[FFmpeg-devel] [PATCH] SSE2 Xvid idct

Mon Apr 7 00:26:49 CEST 2008

  Michael,

On Sun, Apr 6, 2008 at 11:10 PM, Michael Niedermayer <michaelni at gmx.at>
wrote:

> On Sun, Apr 06, 2008 at 09:39:57PM +0200, Pascal Massimino wrote:
> >   Hi,
> >
> > On Sun, Apr 6, 2008 at 6:14 PM, Michael Niedermayer <michaelni at gmx.at>
> > wrote:
> >
> > >
> > > > skal agreed it could be under LGPL in the last thread.
> > >
> >  yep
> >
> >
> > >
> > > [...]
> > > > #define SKIP_ROW_CHECK(src)                 \
> > > >     "movq     "src", %%mm0            \n\t" \
> > > >     "por    8+"src", %%mm0            \n\t" \
> > > >     "packssdw %%mm0, %%mm0            \n\t" \
> > > >     "movd     %%mm0, %%eax            \n\t" \
> > > >     "testl    %%eax, %%eax            \n\t" \
> > > >     "jz 1f                            \n\t"
> > >
> > > You could try to check pairs of rows, this might be faster for some
> rows.
> > > Also the code should be interleaved not form such nasty dependancy
> chains
> > > you do have enogh mmx registers.
> >
> >
> >  just a quick note: you can try doing the same with
> >  some 'pmovmskb mmreg, eax' instructions.
> >  However, this is a complex instruction and the speed gain
> >  is not necessarily obvious.
>
> Great idea, i think it could be faster (with SSE registers) due to the
> slowness of packssdw.
> psadbw could be tried as well as alternative.
>
>
> >
> >
> > >
> > > [...]
> > > >     "movdqa   %%xmm2, ("dct")         \n\t" \
> > > >     "movdqa   %%xmm3, %%xmm2          \n\t" \
> > > >     "psubsw   %%xmm6, %%xmm3          \n\t" \
> > > >     "paddsw   %%xmm2, %%xmm6          \n\t" \
> > > >     "movdqa   %%xmm6, %%xmm2          \n\t" \
> > > >     "psubsw   %%xmm7, %%xmm6          \n\t" \
> > > >     "paddsw   %%xmm2, %%xmm7          \n\t" \
> > > >     "movdqa   %%xmm3, %%xmm2          \n\t" \
> > > >     "psubsw   %%xmm5, %%xmm3          \n\t" \
> > > >     "paddsw   %%xmm2, %%xmm5          \n\t" \
> > > >     "movdqa   %%xmm5, %%xmm2          \n\t" \
> > > >     "psubsw   %%xmm0, %%xmm5          \n\t" \
> > > >     "paddsw   %%xmm2, %%xmm0          \n\t" \
> > > >     "movdqa   %%xmm3, %%xmm2          \n\t" \
> > > >     "psubsw   %%xmm4, %%xmm3          \n\t" \
> > > >     "paddsw   %%xmm2, %%xmm4          \n\t" \
> > > >     "movdqa  ("dct"), %%xmm2          \n\t" \
> > >
> > > i suspect this can be written without the load/store by using
> > > add,add,sub buterflies (of course only if it is faster)
> >
> >
> >   iirc, i tried that and it's the same ticks count using the add,add,sub
> >  butterfly.

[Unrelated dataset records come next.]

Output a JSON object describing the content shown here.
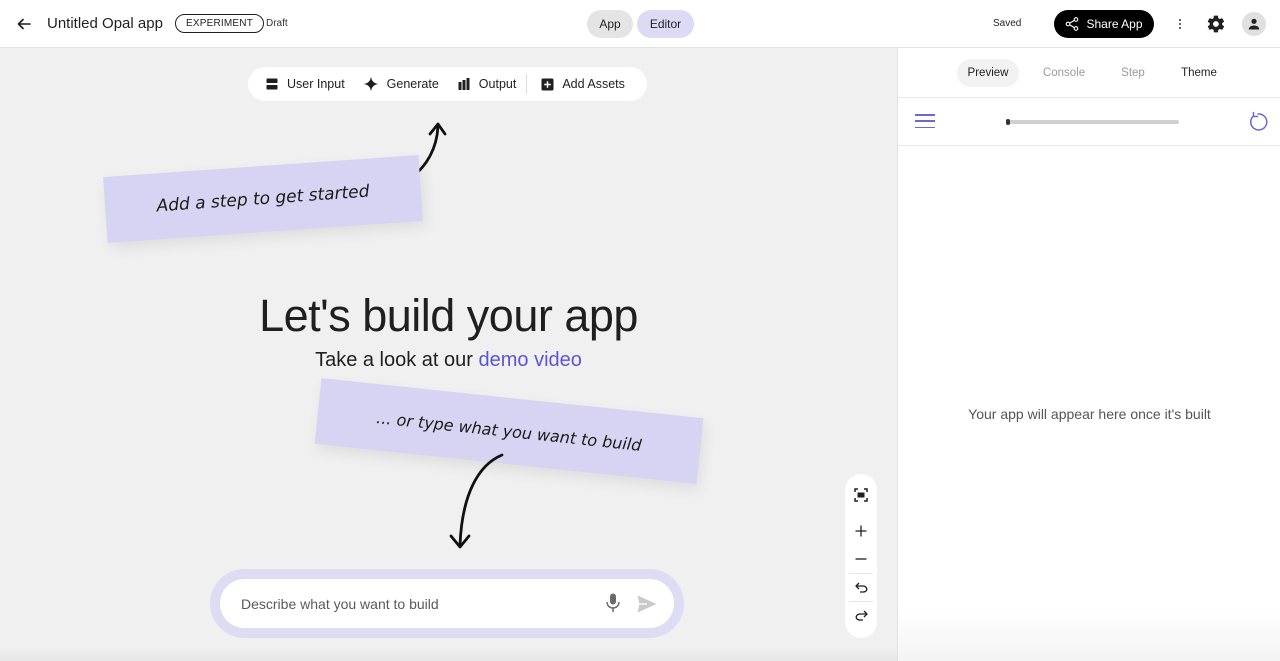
{
  "header": {
    "app_title": "Untitled Opal app",
    "badge": "EXPERIMENT",
    "status": "Draft",
    "mode_app": "App",
    "mode_editor": "Editor",
    "saved": "Saved",
    "share_label": "Share App",
    "icons": [
      "arrow-back-icon",
      "share-icon",
      "more-vert-icon",
      "gear-icon",
      "person-icon"
    ]
  },
  "toolbar": {
    "items": [
      {
        "label": "User Input",
        "icon": "user-input-icon"
      },
      {
        "label": "Generate",
        "icon": "sparkle-icon"
      },
      {
        "label": "Output",
        "icon": "output-icon"
      },
      {
        "label": "Add Assets",
        "icon": "add-box-icon"
      }
    ]
  },
  "notes": {
    "top": "Add a step to get started",
    "bottom": "... or type what you want to build"
  },
  "hero": {
    "title": "Let's build your app",
    "subtitle_prefix": "Take a look at our ",
    "subtitle_link": "demo video"
  },
  "prompt": {
    "placeholder": "Describe what you want to build"
  },
  "zoom_controls": [
    "fit-screen-icon",
    "zoom-in-icon",
    "zoom-out-icon",
    "undo-icon",
    "redo-icon"
  ],
  "right_panel": {
    "tabs": [
      "Preview",
      "Console",
      "Step",
      "Theme"
    ],
    "active_tab": "Preview",
    "progress": 0.02,
    "empty_message": "Your app will appear here once it's built"
  },
  "colors": {
    "accent": "#5b55d6",
    "editor_active": "#dcdaf5",
    "sticky_note": "#d6d4f2",
    "canvas_bg": "#f0f0f0"
  }
}
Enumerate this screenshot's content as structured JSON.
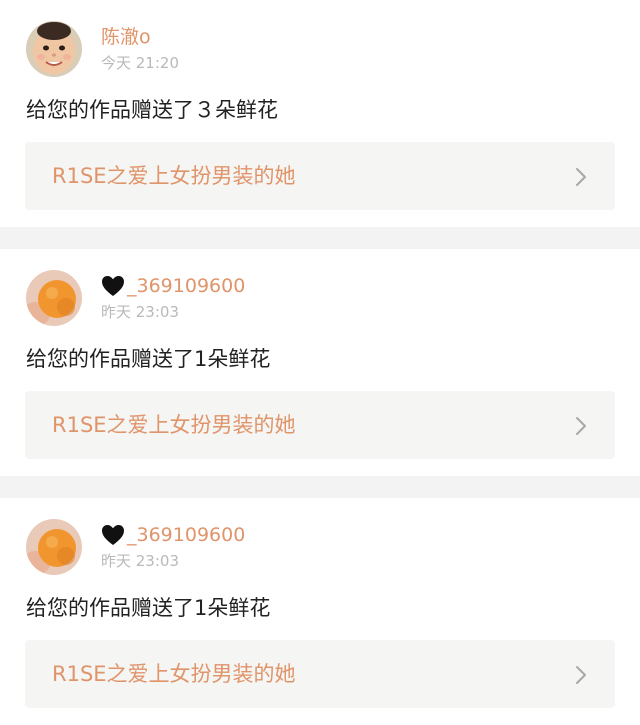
{
  "notifications": [
    {
      "username": "陈澈ο",
      "has_heart": false,
      "avatar": "baby-face-avatar",
      "time": "今天 21:20",
      "message": "给您的作品赠送了３朵鲜花",
      "work_title": "R1SE之爱上女扮男装的她"
    },
    {
      "username": "_369109600",
      "has_heart": true,
      "avatar": "orange-fruit-avatar",
      "time": "昨天 23:03",
      "message": "给您的作品赠送了1朵鲜花",
      "work_title": "R1SE之爱上女扮男装的她"
    },
    {
      "username": "_369109600",
      "has_heart": true,
      "avatar": "orange-fruit-avatar",
      "time": "昨天 23:03",
      "message": "给您的作品赠送了1朵鲜花",
      "work_title": "R1SE之爱上女扮男装的她"
    }
  ],
  "icons": {
    "heart": "black-heart-icon",
    "chevron": "chevron-right-icon"
  },
  "colors": {
    "accent": "#e0946a",
    "time": "#b9b9b9",
    "text": "#222222",
    "card_link_bg": "#f5f5f3",
    "separator": "#f3f3f3"
  }
}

Plus, i may be wrong, but i recall that the saturations used
> >  with the 'regular' mov,add,sub butterfly helps for nasty corner cases
> of
> >  overflow.
>
> hmm, i dont see how
> The output of the IDCT is approximately within +-255, and due to rounding
> and
> quantization it can be more, IIRC some standard specified +-384

  hmm... i think it's [-300,300] actually, with two "sign" mode.

>
>
> Now if we assume -384 .. +384 output then traceing backward
> we would have -24576 ... +24576 before the >>6 and similarly
> before any butterflies.
>

  well, yes, i was rather speaking theoretically:
  Starting around 16384, you have problem with the sign bit:

  Example: a=-16384, b=-16385. Then the exact result is:
    {a+b,b-a} = {-32769 (non representable),  -1}
  a) With movq,addsw,subsw you get: {-32768 (saturated),-1}
  b) With psubw,addw,addw you get: {32767 (that's -32769 non saturated),-1}

  Both results are incorrect because the input is out of range, but
  i somehow consider result a)  "less wrong", especially if you are going
  to clip to [0,255] afterward  (since the sign is correct at least, so
clipping
  occurs in the right direction).

  But yes, in our case of +-255 input, it's not necessarily a big deal.

skal

> 1. So none of the saturation cases in the current butterflies should ever
>   trigger.
> 2. Due to 1. they are equivalent to paddw/psubw
> 3. As twos complement numbers form a abelian group in respect to
> paddw/psubw
>   we can apply the associative, kommutative, inverse, identity laws
> without
>   concern.
> 4. B= a + (-b)
>   B= (a + 0) + (-b) (identity)
>   B= (a + (a + (-a))) + (-b) (inverse)
>   B= ((a + a) + (-a)) + (-b) (associative)
>   B= (a + a) + ((-a) + (-b)) (associative)
>   B= (a + a) + (-(a + b)) ("product" of inverese)
>   at that point we just have
>   A= a + b
>   t= a + a
>   B= t - A = a - b
>
> [...]